Due to data compression or low resolution, nearby vertices and edges of a graph drawn in the plane may be bundled to a common node or arc. We model such a “compromised” drawing by a piecewise linear map \(\varphi :G\rightarrow {\mathbb {R}}^2\). We wish to perturb \(\varphi \) by an arbitrarily small \(\varepsilon >0\) into a proper drawing (in which the vertices are distinct points, any two edges intersect in finitely many points, and no three edges have a common interior point) that minimizes the number of crossings. An \(\varepsilon \)-perturbation, for every \(\varepsilon >0\), is given by a piecewise linear map \(\psi _\varepsilon :G\rightarrow {\mathbb {R}}^2\) with \(\Vert \varphi -\psi _\varepsilon \Vert <\varepsilon \), where \(\Vert .\Vert \) is the uniform norm (i.e., \(\sup \) norm).

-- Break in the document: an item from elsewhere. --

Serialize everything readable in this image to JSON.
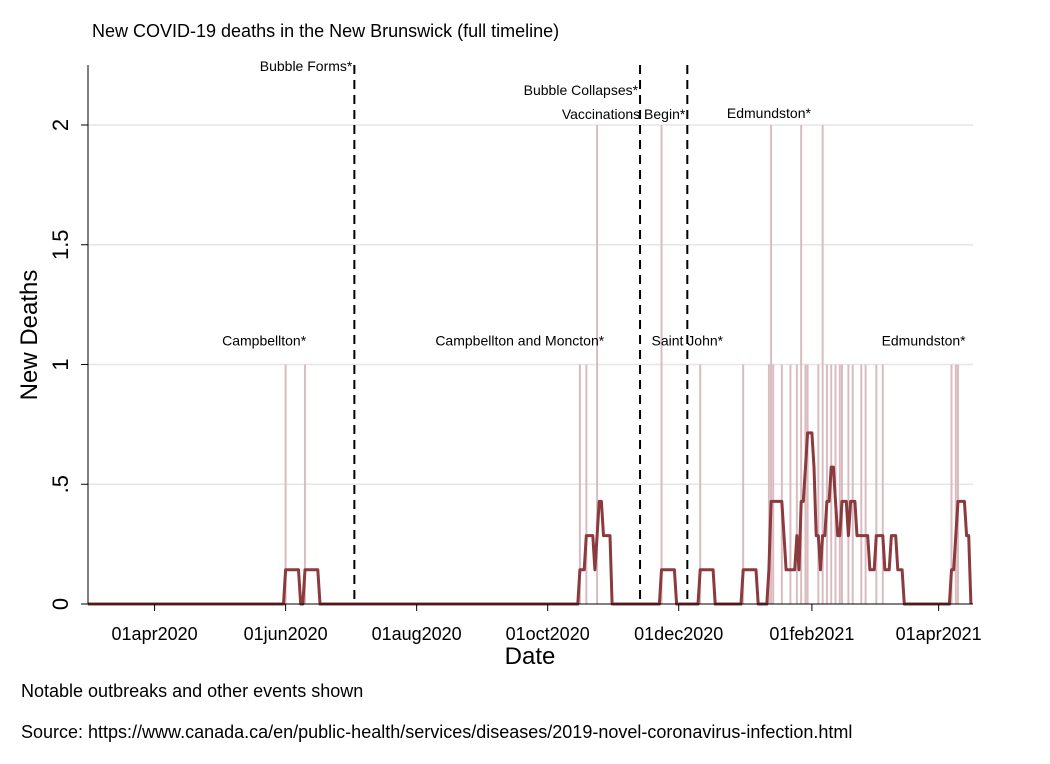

We present a polynomial-time solution for this optimization problem when G is a cycle and the map \(\varphi \) has no spurs (i.e., no two adjacent edges are mapped to overlapping arcs). We also show that the problem becomes NP-complete (i) when G is an arbitrary graph and \(\varphi \) has no spurs, and (ii) when \(\varphi \) may have spurs and G is a cycle or a union of disjoint paths.